This is the lowest in two and a half months, before settling around the 1.1920 level at the time of writing the analysis. Rebound attempts still need more momentum. Investors are counting on the testimony of US Central Bank Governor Jerome Powell today to halt the sharp gains of the US dollar recently, which is an important factor for attempts to correct upwards for the recent currency pair.
The EUR/USD pair recorded its biggest weekly decline since March 2020.
The sharp strength of the US dollar increased after the monetary policy decision in June. The announcement of the quarterly outlook from the Federal Reserve included a point-of-expectation chart for the Fed funds rate range showing that a majority of the eighteen members of the Federal Open Market Committee (FOMC) now see up to two interest rate hikes before the end of 2023.
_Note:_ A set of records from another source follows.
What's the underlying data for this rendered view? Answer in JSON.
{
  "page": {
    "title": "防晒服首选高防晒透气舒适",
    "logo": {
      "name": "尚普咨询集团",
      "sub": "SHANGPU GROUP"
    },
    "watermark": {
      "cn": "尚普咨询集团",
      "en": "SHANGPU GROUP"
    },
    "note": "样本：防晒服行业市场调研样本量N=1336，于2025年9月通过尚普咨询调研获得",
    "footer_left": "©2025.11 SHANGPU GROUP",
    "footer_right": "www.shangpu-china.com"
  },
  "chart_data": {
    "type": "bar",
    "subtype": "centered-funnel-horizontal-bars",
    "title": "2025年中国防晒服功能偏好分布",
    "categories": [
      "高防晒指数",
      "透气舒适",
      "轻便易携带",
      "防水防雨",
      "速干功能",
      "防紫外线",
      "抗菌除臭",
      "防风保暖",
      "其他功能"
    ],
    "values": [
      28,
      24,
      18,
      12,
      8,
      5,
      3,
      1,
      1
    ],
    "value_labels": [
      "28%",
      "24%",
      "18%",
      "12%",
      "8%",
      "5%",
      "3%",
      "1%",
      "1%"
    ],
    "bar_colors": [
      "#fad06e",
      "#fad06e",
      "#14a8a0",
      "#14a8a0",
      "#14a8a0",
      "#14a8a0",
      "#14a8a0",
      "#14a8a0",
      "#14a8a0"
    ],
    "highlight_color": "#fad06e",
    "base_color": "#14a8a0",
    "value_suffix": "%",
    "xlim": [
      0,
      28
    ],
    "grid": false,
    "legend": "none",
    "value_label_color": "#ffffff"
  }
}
Commenting on the performance of the currency pair, Jane Foley, currency analyst at Rabobank said, “Although we did not expect such a big move in the US dollar, our forecast for the EUR/USD pair was opposite to the consensus and we expect an uptick in dollar strength this summer. Due to the possibility of a partial rebound in the US dollar movement, we currently hold our previous expectations at 1.20 support on a 1 month view followed by a move to 1.17 from a 6 month perspective.”
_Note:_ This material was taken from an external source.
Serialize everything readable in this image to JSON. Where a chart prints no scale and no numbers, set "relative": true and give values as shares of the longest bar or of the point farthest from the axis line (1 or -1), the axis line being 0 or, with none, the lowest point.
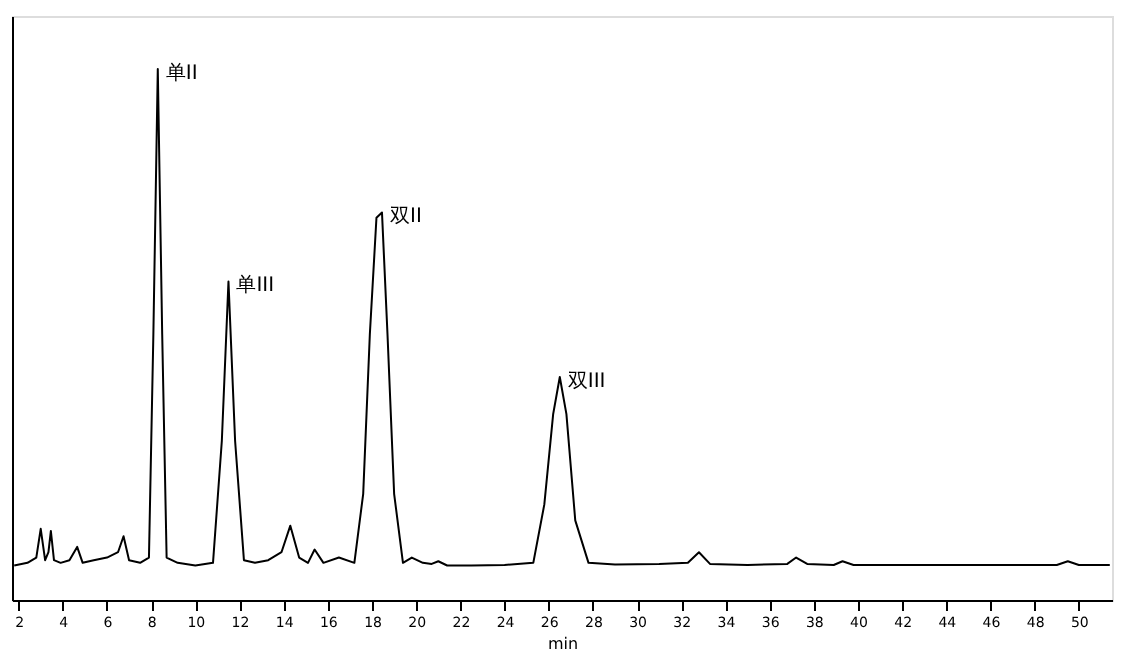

Despite the clear improvement in the outlook for the dollar in the medium term, there are also a number of technical reasons why the EURUSD pair could find at least some temporary recovery over the coming days. For his part, says Kenneth Brooks, strategist at Societe Generale. “The US central bank statement widened the exchange rate differences between the US and the euro and accelerated the unwinding of euro long positions. The breach of key technical levels in quick succession culminated in the decline below the 1.19 support. That could open a return to the 1.17 support this summer especially if strong incoming US data advances the policy discussion on tapering at the upcoming FOMC meeting in July.”
In addition, another factor supporting the euro is the starting level of the critical two-year US government bond yield over which the Federal Reserve exercises strict control. The movements here have indirect effects on all currencies, but especially those that offer lower interest rates and associated bond yields such as the euro, Japanese yen and Swiss franc.
EUR/USD technical analysis: The price of the EUR/USD currency pair is still under downward pressure as long as it is stable below the psychological support 1.2000. The continuation of the bears’ control may push the pair to stronger support levels that represent at the same time appropriate levels for buying, and the closest to them are currently 1.1825 and 1.1755 and 1.1690 straight. On the upside, the bears' control over the general trend will not stop without moving towards the 1.2200 resistance level, as is the performance on the daily time frame.
As for today's economic calendar data: There are no significant European data today. The number of existing US home sales will be announced and then the testimony of US Federal Reserve Governor Jerome Powell.